The land on which much of Inglewood is located was composed of large plantations in the 18th and 19th centuries. Notable among the early land tracts were Riverwood Plantation and Maplewood Farms, the residence of Jere Baxter. Another large land tract was a 640 acre plantation granted by the State of North Carolina to John Evans in the 1780’s. The Williams family purchased the land from Evans about 1810 and the family lived there for approximately 100 years.
Located on the west bluff overlooking the Cumberland River is a small, but historically significant, portion of Inglewood. The historic town of Hayesborough was settled by Colonel Robert Hays, who was married to Jane Donelson, sister of Mrs. Andrew Jackson. In 1785, Thomas Craighead, the first preacher to settle permanently in Davidson County, established a church at Haysborough called the Spring Hill Presbyterian Church. The next year he founded and was the first president of Davidson Academy, the school that would later become Peabody College. For awhile, no one could say whether Nashville or Haysborough would become the “Great City on the Cumberland,” but the town eventually failed. Reasons for its failure included transportation routes bypassing the community, Davidson Academy moving its location, and a controversy in the Spring Hill Church.

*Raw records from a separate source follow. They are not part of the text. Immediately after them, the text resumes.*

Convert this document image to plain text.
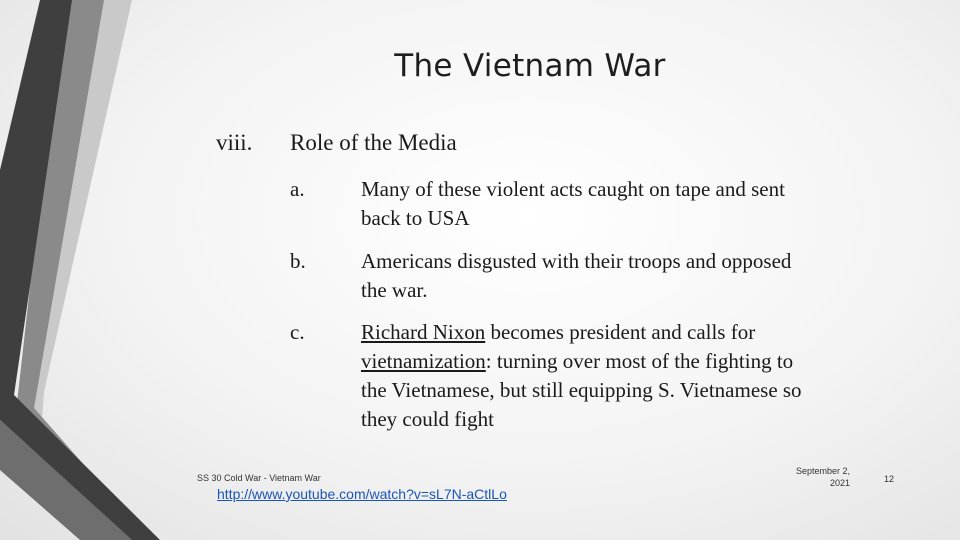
The Vietnam War
viii. Role of the Media
a.	Many of these violent acts caught on tape and sent back to USA
b.	Americans disgusted with their troops and opposed the war.
c.	Richard Nixon becomes president and calls for vietnamization: turning over most of the fighting to the Vietnamese, but still equipping S. Vietnamese so they could fight
SS 30 Cold War - Vietnam War
http://www.youtube.com/watch?v=sL7N-aCtlLo
September 2,
2021	12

In 1908, a group of investors with a capital fund of $200,000 purchased a tract of land on the east side of Gallatin Road and subdivided it into lots. “Inglewood” was the name chosen for their newly-formed land company. The original Inglewood subdivision included Kirkland, Shelton, Greenfield, Howard, McChesney, and Stratford. Most of the streets were about three blocks long, running back to Oxford Avenue. Until 1963, when the Davidson County and Nashville city governments consolidated, Inglewood was its own municipality serviced by its own police and fire departments.